Consider a typical finite difference application:
// assuming T_size > 2
void process_T(double *T0, double *T, const int &T_size, bool periodic) {
  for (int i = 0; i < T_size; ++i) {
    double sum = 0;
    double base = T0[i];
    if (i > 0) sum += (T0[i-1]-base);
    if (i < 0) sum += (T0[i+1]-base);
    if (periodic) { 
       if (i == 0) sum += (T0[T_size-1]-base);
       if (i == T_size-1) sum += (T0[0]-base);
    } else {
      if (i == 1 || i == T_size-1) sum += 0.5*(T0[i-1]-base);
      if (i == 0 || i == T_size-2) sum += 0.5*(T0[i+1]-base);
    }
    T[i] = T0[i] + sum * 0.08; // where 0.08 is some magic number
  }
}
The check for periodic is loop-invariant, but since is only known at run-time, the conditional check cost is incurred everytime.
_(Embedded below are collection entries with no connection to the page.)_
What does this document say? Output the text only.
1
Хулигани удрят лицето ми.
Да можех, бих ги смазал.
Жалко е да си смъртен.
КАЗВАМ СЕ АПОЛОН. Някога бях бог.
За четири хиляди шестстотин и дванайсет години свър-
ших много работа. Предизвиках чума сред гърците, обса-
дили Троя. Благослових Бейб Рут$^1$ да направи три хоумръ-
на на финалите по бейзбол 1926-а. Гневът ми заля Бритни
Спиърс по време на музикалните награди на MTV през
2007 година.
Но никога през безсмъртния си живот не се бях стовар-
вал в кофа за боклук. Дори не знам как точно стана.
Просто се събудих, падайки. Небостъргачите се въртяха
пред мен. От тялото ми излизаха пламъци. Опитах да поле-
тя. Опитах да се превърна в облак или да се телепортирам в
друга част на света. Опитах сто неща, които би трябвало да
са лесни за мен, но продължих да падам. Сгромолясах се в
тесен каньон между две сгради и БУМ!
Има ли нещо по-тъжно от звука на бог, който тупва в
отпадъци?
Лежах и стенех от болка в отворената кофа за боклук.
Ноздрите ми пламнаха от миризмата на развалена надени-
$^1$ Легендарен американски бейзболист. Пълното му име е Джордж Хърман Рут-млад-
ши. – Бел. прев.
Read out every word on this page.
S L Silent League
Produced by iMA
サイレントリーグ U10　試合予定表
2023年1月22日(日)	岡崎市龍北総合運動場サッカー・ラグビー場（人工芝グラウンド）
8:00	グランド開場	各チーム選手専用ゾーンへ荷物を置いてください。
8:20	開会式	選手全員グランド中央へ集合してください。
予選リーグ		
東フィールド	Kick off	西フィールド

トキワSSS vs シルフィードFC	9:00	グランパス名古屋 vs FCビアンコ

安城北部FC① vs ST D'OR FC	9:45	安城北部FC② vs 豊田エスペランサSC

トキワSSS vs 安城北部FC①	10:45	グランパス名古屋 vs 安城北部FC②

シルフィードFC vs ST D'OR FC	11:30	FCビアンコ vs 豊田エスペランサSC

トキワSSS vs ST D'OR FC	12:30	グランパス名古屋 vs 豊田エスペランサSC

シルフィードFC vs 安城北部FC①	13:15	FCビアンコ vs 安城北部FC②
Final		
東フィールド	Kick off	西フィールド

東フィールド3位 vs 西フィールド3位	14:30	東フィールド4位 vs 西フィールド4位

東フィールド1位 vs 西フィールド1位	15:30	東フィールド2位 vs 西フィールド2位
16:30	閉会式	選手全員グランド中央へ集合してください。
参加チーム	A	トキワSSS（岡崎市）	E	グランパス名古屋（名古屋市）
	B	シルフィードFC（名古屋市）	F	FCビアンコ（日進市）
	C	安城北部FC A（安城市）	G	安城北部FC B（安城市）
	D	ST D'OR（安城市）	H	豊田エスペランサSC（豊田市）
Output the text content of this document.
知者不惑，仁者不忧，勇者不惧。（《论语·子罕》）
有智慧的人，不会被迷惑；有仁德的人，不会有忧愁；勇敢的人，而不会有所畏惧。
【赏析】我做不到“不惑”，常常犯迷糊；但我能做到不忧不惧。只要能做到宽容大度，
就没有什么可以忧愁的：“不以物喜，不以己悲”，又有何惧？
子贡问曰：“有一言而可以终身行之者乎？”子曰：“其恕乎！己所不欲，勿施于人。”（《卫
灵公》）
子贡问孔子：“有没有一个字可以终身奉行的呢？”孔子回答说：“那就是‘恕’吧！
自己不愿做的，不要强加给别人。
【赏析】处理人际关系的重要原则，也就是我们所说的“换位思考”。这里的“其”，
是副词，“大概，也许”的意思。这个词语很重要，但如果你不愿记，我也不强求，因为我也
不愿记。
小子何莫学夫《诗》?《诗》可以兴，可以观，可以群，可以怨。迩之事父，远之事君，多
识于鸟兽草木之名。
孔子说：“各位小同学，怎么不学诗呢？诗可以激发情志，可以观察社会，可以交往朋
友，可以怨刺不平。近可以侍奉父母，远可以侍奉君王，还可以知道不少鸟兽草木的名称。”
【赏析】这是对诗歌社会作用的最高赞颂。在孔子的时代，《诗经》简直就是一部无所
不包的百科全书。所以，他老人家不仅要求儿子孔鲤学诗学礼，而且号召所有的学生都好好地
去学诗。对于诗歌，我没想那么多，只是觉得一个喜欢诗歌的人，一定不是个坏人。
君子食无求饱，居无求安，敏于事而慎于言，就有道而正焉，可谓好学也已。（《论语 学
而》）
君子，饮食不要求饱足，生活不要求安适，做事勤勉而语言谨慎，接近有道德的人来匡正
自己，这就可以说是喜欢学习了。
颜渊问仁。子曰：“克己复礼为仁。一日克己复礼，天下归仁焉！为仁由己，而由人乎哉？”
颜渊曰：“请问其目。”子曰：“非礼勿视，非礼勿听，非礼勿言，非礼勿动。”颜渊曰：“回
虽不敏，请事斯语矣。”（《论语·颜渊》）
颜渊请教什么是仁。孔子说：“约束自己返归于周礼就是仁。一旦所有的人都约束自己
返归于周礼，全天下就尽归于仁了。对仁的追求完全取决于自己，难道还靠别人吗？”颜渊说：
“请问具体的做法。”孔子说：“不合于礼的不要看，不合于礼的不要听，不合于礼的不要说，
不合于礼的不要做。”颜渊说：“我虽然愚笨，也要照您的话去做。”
I could create a specialized function which assumes one of the cases, but it would be cumbersome to maintain the common base, especially in case of three-dimensional problem where it would grow to 8 functions (periodicity: none, x, y, z, xy, xz, yz, xyz) to consider all combinations.
Is it possible to solve this problem via metaprogramming?
P/S: can the branch predictor optimize this accordingly?